Alors que la saison de l’autocueillette bat son plein dans les vergers du Québec, elle est marquée par des pommes aux allures inhabituelles, avec des taches brunâtres et de légères malformations. Ce sont les conséquences du gel printanier. Mais n’ayez crainte! Ces défauts esthétiques ne changent en rien le goût des fruits et n’affectent pas leur qualité.
Au pied du mont Saint-Grégoire, le gel printanier a eu raison d’une partie de la production des Vergers & Cidrerie Denis Charbonneau, avec une perte de 40 %, même si les pommiers ont bénéficié de la protection naturelle de la montagne contre le froid.
L’impact se voit un peu moins que dans d’autres vergers puisque nous détenons une vingtaine de variétés.
, explique la copropriétaire Mélanie Charbonneau. Rappelons que le mercure est descendu à plusieurs reprises en dessous de zéro au mois de mai alors que certains arbres étaient en pleine floraison.

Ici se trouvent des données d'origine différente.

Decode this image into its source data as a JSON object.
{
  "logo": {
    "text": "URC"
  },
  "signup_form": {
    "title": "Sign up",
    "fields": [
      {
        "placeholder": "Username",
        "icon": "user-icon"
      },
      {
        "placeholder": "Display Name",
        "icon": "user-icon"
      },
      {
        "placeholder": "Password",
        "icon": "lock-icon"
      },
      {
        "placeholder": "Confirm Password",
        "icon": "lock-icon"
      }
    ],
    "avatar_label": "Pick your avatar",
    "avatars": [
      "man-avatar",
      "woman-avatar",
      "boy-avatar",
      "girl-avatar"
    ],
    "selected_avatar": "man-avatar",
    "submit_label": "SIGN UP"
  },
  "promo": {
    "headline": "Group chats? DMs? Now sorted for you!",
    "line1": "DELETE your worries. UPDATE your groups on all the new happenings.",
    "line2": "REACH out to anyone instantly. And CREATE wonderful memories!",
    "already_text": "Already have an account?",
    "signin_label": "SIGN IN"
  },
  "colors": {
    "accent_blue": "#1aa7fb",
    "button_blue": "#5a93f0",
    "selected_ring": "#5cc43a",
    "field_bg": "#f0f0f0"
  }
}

Selon Jean-Marc Rochon, vice-président des Producteurs de pommes des Laurentides, les régions de l’Outaouais, de la Montérégie et de Hemmingford font partie de celles qui ont été les plus affectées par les baisses de température au printemps. Les variétés aux floraisons plus hâtives comme la Cortland, la Paulared et la McIntosh accusent le plus de dommages et de pertes. D’autres, comme la Gala et la Honeycrisp, ont évité ces dégâts grâce à leur floraison plus tardive.

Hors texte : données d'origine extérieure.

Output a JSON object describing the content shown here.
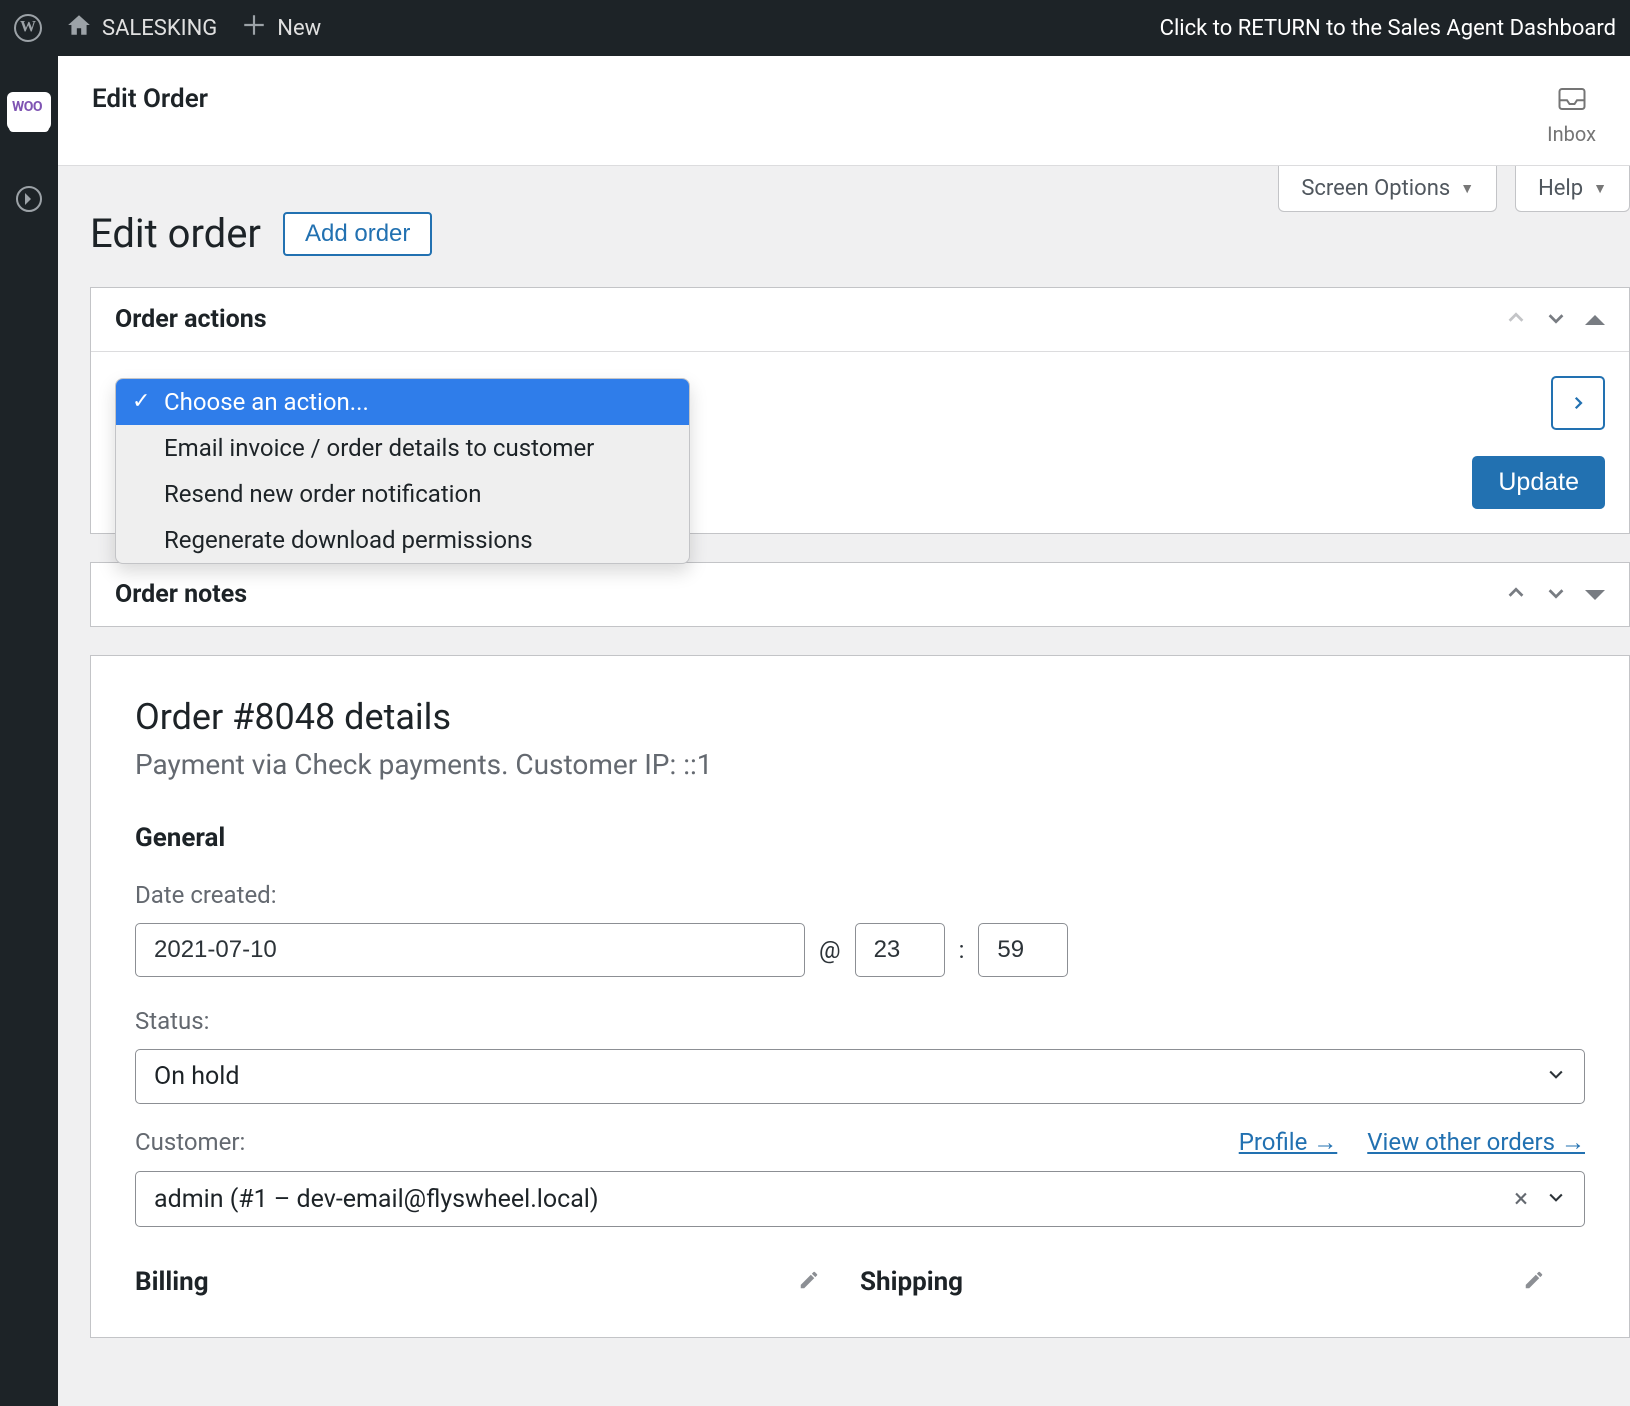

« La moyenne de perte pour l’ensemble de la province est d’environ 20 %, mais certaines régions observent une diminution allant de 40 à 60 %. »
Ne pas juger une pomme d’après son apparence
Connaissez-vous les anneaux de gel?
C’est la question que posent les Vergers & Cidrerie Denis Charbonneau à leur clientèle sur des panneaux informatifs installés à travers les pommiers. De nombreuses pommes ne sont pas drapées de leur rouge éclatant habituel cette saison. Des taches brunâtres, les anneaux de gel en question, sont apparues sur bon nombre d’entre elles en raison des températures froides du printemps.
Ces rugosités de surface n’affectent en rien le goût sucré des pommes. Il s’agit bel et bien d”imperfections esthétiques.
Cette saison d’autocueillette est marquée par ce changement dans l’apparence des fruits. Jean-Marc Rochon observe que de nombreux vergers québécois peinent à convaincre leur clientèle d’ajouter ces pommes à leur panier.
« C’est difficile de faire comprendre aux gens que ce n’est qu’esthétique. La clientèle touche les pommes et se rend compte qu’elles n’ont pas la peau aussi lisse, alors elle les laisse tomber au sol et en choisissent d’autres à l’apparence plus appétissante. »
L’agrotourisme donne le pouls à l’industrie, selon le pommetier. Quand les pommes sont envoyées aux entreprises d’emballage, c’est encore plus cruel, estime M. Rochon. Ce n’est pas une personne qui évalue les fruits, mais une machine. C’est pourquoi de nombreux vergers ont travaillé fort pendant l’été pour éliminer les fruits affectés par le gel pour éviter de supporter des frais de récolte, d’entreposage et de manipulation alors que la machine ne va pas les accepter pour la vente.
La prévention avant tout
La règle d’or pour éviter les conséquences du gel est de toujours planter des pommiers à flanc de colline, d’après l’agronome David Wees. L’air froid est plus dense que l’air chaud, rappelle-t-il. L’air froid va donc descendre lentement la montagne jusqu’à la vallée où la pomiculture ne serait pas optimale. C’est pour ça qu’autant de vergers se trouvent au mont Saint-Hilaire ou à Oka, au Québec.
Il conseille aussi de choisir des variétés plus résistantes au froid en raison de leur période de floraison. La Gala, la Empire ou encore la Spartan fleurissent en moyenne deux jours plus tard que la McIntosh, ce qui diminue légèrement les risques associés au gel.
Le gel dévastateur
David Wees note que les arbres fruitiers comme les pommiers tolèrent des températures hivernales sans problème lorsqu’ils sont en dormance. C’est au moment de la floraison qu’un léger gel menace leur rendement.
Le moment critique est lorsque les fleurs sont complètement ouvertes, note M. Wees, professeur en horticulture à l'Université McGill. Une température de - 2 °C peut les tuer. Si c’est le cas, il n’y aura pas de fruits. Parfois, les fleurs sont endommagées par le froid, ce qui provoque le développement de fruits difformes et de défauts esthétiques.
À la suite d’un gel printanier, le nombre de graines responsables de la croissance des fruits diminue. Ainsi, lors de la fructification, le développement de la pomme s’en voit affecté. Certaines parties du fruit ne croissent pas normalement.